K. ist die „Lehre von der Kriminalität“ bzw. die „Wissenschaft vom Verbrechen“. Historisch wird der Begriff auf den französischen Anthropologen Paul Topinard zurückgeführt. Im Jahre 1885 wurde er von dem Juristen Raffaele Garofalo als Titel seines Lehrbuches „Criminologia“ verwandt und hat sich als Bezeichnung dieser Wissenschaftsdiziplin etabliert.

Die K. ist den Kriminalwissenschaften zuzuordnen, welche die normativen Kriminalwissenschaften, v. a. Strafrechtswissenschaft und Strafprozessrechtswissenschaft, und die nicht normativen, empirischen Kriminalwissenschaften umfassen, zu denen neben der K. auch die Kriminalistik gehört.

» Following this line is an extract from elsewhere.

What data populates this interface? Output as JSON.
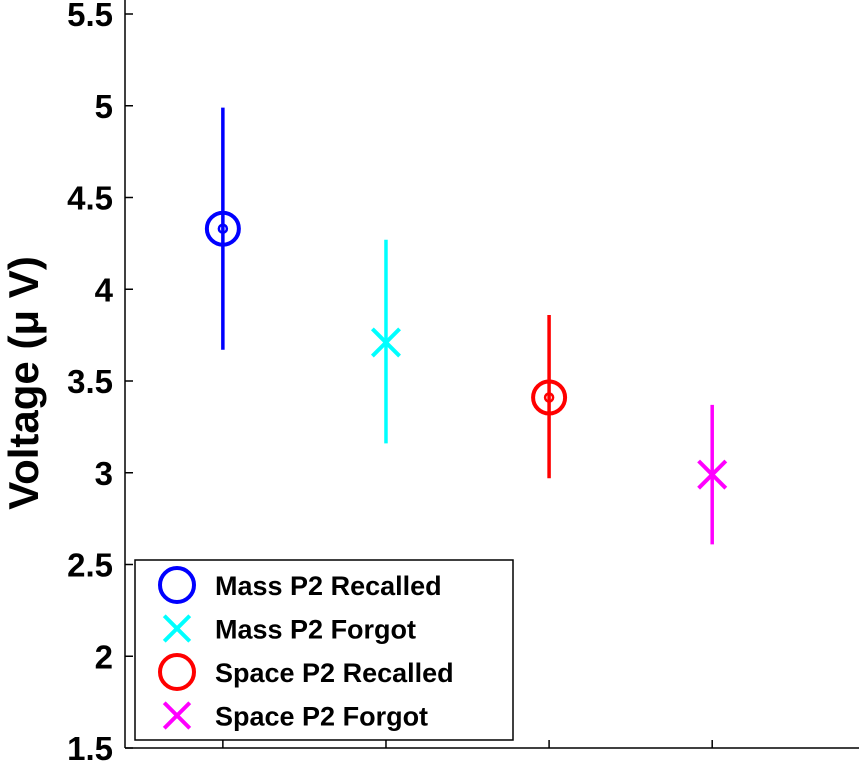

Während die normativen Kriminalwissenschaften dogmatisch systematisierend abstrakte Fragen der rechtlichen Bewertung von Handlungen als strafbar (materielles Strafrecht) thematisieren sowie die Verfahrensweisen zur rechtsförmigen Feststellung entspr.er Tatsachen im Rahmen von Strafverfolgung und Gerichtsverfahren behandeln (Strafprozessrecht), befassen sich K. wie auch Kriminalistik mit der Untersuchung von Kriminalität als sozialem Realgeschehen.

Thema und Gegenstand der Kriminalistik sind Mittel und Methoden, die zur Verbrechensvorbeugung und -bekämpfung im Einzelfall genutzt werden können (Kriminaltechnik, Kriminalstrategie, Kriminaltaktik). Ihr geht es um die Systematisierung und Aufbereitung der Wissensbestände verschiedener Bezugsdisziplinen, die eingesetzt werden können, um Täter identifizieren und Taten aufklären zu können. Die Kriminalistik ist insofern eng mit der Strafrechtspraxis verbunden und kann als eine Hilfswissenschaft für die Institutionen der Strafverfolgung gekennzeichnet werden.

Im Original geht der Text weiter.